It is a misdemeanor to be interested in a sale of liquor to a minor “ without the written consent or order of the parent or guardian.” Mansf. Dig., sec. 1878. The appellant was indicted and convicted of this offense. The charge was in the language of the statute except in this particular, viz: the words “or order” were omitted from the indictment. There was a demurrer and a motion in arrest of judgment on this account, which the court overruled.
The existence of an order from the parent or guardian for the sale of the liquor was negatived by the allegation that the sale was made without written consent. An oral order is not sufficient to justify the sale (Hill v. State, 37 Ark., 395; Pounders v. State, Ib., 399), and a written order is necessarily a written consent to the making of the sale, so that if there was no consent there was no order from the parent or guardian.
The appellant’s absence from his saloon when the bar-tender sold the liquor to the minor affords him no defense to the charge. Robinson v. State, 38 Ark., 641; Waller v. State, Ib., 656; Edgar v. State, 45 Id., 356. It was to cover just such cases as this that the prohibition against the sale of liquor to minors was extended to the person who entrusts the business to another, but himself enjoys the profits.
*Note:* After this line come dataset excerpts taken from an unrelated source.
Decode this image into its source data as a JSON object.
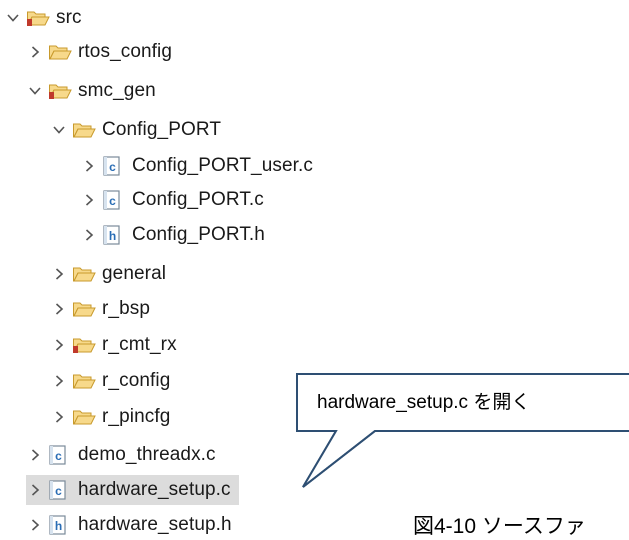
{
  "tree": [
    {
      "label": "src",
      "type": "source-folder",
      "expanded": true
    },
    {
      "label": "rtos_config",
      "type": "folder",
      "expanded": false
    },
    {
      "label": "smc_gen",
      "type": "source-folder",
      "expanded": true
    },
    {
      "label": "Config_PORT",
      "type": "folder",
      "expanded": true
    },
    {
      "label": "Config_PORT_user.c",
      "type": "c-file",
      "expanded": false
    },
    {
      "label": "Config_PORT.c",
      "type": "c-file",
      "expanded": false
    },
    {
      "label": "Config_PORT.h",
      "type": "h-file",
      "expanded": false
    },
    {
      "label": "general",
      "type": "folder",
      "expanded": false
    },
    {
      "label": "r_bsp",
      "type": "folder",
      "expanded": false
    },
    {
      "label": "r_cmt_rx",
      "type": "source-folder",
      "expanded": false
    },
    {
      "label": "r_config",
      "type": "folder",
      "expanded": false
    },
    {
      "label": "r_pincfg",
      "type": "folder",
      "expanded": false
    },
    {
      "label": "demo_threadx.c",
      "type": "c-file",
      "expanded": false
    },
    {
      "label": "hardware_setup.c",
      "type": "c-file",
      "expanded": false,
      "selected": true
    },
    {
      "label": "hardware_setup.h",
      "type": "h-file",
      "expanded": false
    }
  ],
  "callout": {
    "text": "hardware_setup.c を開く"
  },
  "caption": {
    "text": "図4-10 ソースファ"
  },
  "colors": {
    "folder_fill": "#f7d98b",
    "folder_stroke": "#c89a2c",
    "source_marker": "#c0392b",
    "c_letter": "#2a6db5",
    "h_letter": "#2a6db5",
    "file_stroke": "#7a8a99",
    "chevron": "#555555",
    "selection": "#dcdcdc"
  }
}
Cloud v. State, 36 Ark., 151.
The fact that he had given directions to his bar-tender to refuse to make sales to minors could not aid him further than to commend a mitigation of the punishment the law imposes. " The offense is of that class where knowledge or guilty intent is not an essential ingredient in its commission.” Redmond v. State, 36 Ark., 58.
There is no error in the judgment and it must be affirmed.